Vin : Rosés et champagnes sauvent les ventes en grande surface

SC d'après FranceAgriMer

Les ventes de rosés et de vins effervescents, dont le champagne, ont progressé en grande surface en 2009, soutenant le marché du vin sur ce mode de distribution.

Rouges, blancs et rosés confondus, il s'est vendu 2,7 millions d'hectolitres de vins tranquilles en France en grande surface sur les 4 premiers mois de l'année, soit une hausse de 1,3% (+ 4,7% en valeur) par rapport à la même période de 2008.

En volume, la seule catégorie en progression est celle des vins de pays (0,7 millions d'hectolitres, soit +9%). Parmi les couleurs, le rosé est également le seul à progresser, +9,2% à 540 millions d'hectolitres (+14,3% en valeur), a annoncé FranceAgriMer lors d'un point presse. Le rouge est en chute de 0,4%, à 1.694 millions de hl (+ 1,9% en valeur). Le blanc baisse également, à -0,5% (457 millions d'hl, + 6,1% en valeur).


Le Champagne résiste à la crise, en France

Les ventes de vins effervescents en grande distribution, y compris le champagne, sont en hausse. Il s'est vendu 44,1 millions de bouteilles entre janvier et avril 2009, soit 4% de plus que sur les quatre premiers mois de 2008. Le champagne a représenté 10,1 millions de cols (+4,3%), avec un prix moyen de 17,9 euros la bouteille quasi-stable (18 euros en 2008).
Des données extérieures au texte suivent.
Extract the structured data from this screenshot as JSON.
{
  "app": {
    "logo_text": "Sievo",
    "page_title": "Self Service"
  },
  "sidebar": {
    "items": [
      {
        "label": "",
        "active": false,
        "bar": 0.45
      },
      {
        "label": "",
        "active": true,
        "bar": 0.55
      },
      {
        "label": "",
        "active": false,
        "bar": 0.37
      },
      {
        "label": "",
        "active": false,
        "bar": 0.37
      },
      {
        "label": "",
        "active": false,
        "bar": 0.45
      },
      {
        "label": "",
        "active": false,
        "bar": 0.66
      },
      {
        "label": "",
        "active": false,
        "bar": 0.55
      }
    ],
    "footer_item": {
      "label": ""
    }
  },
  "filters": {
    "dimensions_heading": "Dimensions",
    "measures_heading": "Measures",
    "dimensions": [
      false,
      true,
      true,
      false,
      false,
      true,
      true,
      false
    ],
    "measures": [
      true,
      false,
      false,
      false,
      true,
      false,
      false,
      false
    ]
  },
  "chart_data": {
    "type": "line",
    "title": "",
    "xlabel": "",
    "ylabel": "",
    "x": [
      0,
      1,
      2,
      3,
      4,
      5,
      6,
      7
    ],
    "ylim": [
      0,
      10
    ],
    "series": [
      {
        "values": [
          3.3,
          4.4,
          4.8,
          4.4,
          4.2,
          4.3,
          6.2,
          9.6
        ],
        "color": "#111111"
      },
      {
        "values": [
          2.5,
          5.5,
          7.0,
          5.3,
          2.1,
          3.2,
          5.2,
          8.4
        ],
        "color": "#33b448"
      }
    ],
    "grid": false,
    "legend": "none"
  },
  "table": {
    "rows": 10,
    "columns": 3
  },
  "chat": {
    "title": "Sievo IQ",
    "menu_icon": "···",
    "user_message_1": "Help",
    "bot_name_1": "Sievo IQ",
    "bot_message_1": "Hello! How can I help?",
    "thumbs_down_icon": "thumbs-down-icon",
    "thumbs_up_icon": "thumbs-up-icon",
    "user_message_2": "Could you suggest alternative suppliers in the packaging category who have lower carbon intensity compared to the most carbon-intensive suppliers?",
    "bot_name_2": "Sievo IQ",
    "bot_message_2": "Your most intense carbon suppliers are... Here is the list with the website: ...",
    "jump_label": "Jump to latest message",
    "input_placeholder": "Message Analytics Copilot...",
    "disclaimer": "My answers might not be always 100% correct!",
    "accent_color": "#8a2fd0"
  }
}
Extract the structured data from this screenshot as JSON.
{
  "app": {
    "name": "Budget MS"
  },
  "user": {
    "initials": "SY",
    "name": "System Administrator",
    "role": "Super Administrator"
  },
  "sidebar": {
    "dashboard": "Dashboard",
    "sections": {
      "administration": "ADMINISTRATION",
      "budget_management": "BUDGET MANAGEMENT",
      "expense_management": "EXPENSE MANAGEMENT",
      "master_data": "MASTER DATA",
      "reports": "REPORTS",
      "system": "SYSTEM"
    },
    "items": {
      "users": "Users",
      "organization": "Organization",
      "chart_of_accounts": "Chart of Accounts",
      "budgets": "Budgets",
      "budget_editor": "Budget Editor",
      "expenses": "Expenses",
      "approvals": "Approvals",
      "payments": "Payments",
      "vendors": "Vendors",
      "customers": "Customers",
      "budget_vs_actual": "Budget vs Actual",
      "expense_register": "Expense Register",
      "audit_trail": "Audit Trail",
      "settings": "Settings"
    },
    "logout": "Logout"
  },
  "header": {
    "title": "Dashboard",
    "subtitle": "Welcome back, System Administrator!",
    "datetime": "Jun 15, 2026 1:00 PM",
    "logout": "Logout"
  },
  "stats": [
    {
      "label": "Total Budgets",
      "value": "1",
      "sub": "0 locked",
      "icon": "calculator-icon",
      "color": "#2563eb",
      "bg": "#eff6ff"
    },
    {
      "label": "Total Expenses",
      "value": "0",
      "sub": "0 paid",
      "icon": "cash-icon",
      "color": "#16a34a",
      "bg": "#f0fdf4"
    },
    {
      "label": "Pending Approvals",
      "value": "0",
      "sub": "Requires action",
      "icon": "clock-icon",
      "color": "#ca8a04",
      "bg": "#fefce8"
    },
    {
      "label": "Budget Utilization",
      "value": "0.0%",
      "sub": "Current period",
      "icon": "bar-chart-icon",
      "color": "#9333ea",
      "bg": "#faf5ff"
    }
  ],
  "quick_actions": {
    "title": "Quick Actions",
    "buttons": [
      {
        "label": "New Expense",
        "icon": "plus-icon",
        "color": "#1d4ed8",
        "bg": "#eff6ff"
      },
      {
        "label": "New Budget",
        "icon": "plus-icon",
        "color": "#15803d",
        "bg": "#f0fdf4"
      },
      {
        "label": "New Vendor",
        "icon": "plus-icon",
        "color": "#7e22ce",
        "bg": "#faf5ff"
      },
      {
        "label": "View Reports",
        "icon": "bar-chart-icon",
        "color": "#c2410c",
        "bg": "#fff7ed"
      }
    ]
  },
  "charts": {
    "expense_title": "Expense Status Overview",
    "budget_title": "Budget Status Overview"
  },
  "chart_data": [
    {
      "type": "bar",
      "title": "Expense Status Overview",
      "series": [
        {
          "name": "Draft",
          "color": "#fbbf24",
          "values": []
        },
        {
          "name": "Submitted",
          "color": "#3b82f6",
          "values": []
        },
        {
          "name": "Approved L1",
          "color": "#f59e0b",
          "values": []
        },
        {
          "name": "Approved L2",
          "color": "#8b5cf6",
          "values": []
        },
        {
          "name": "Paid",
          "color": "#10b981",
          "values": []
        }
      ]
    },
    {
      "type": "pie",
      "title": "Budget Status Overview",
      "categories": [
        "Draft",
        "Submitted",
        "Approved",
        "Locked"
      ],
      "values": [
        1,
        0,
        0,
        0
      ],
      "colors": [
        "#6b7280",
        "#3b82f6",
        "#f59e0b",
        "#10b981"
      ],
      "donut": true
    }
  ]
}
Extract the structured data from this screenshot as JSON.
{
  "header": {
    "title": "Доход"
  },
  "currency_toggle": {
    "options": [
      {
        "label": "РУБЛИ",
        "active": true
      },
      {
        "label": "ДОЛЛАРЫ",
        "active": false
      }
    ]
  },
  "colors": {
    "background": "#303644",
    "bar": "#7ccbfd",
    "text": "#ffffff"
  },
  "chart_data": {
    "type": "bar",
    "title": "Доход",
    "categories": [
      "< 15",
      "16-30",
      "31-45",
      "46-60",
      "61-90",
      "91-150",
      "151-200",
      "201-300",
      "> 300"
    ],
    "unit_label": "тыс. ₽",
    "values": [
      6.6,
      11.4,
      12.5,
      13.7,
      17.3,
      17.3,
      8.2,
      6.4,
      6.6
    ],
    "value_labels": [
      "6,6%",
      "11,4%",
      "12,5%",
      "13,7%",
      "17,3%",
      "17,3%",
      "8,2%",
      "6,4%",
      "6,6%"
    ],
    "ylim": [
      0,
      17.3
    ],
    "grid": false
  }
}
« Le marché intérieur soutient l'économie du secteur », explique André Barlier, directeur Marchés, études et prospective, soulignant que les exportations étaient en forte baisse (-28,4% en valeur, -14,4% en volume), en raison de la crise.

Baisse de 28% des exportations en valeur

De janvier à avril 2009, les exportations de vin sont en baisse marquée en valeur (1,5 Mds d'euros, -28,4 % par rapport à janvier-avril 2008) comme en volume (3,8 millions d'hl, - 14,4 % par rapport à janvier-avril 2008) et ce pour les différentes catégories de produits.

Les vins de table et vins de pays sont relativement moins touchés : - 6,9% en volume avec 2 millions d'hl exportés et - 3,1 % en valeur. Les vins effervescents sont particulièrement sensibles à la morosité : - 34,7% en volume et - 47,9 % en valeur.

Les pourcentages de baisse observés sont quasiment les mêmes pour l'Union Européenne et pour les Pays Tiers. Premier client français, le Royaume-Uni est celui qui a le plus réduit ses achats.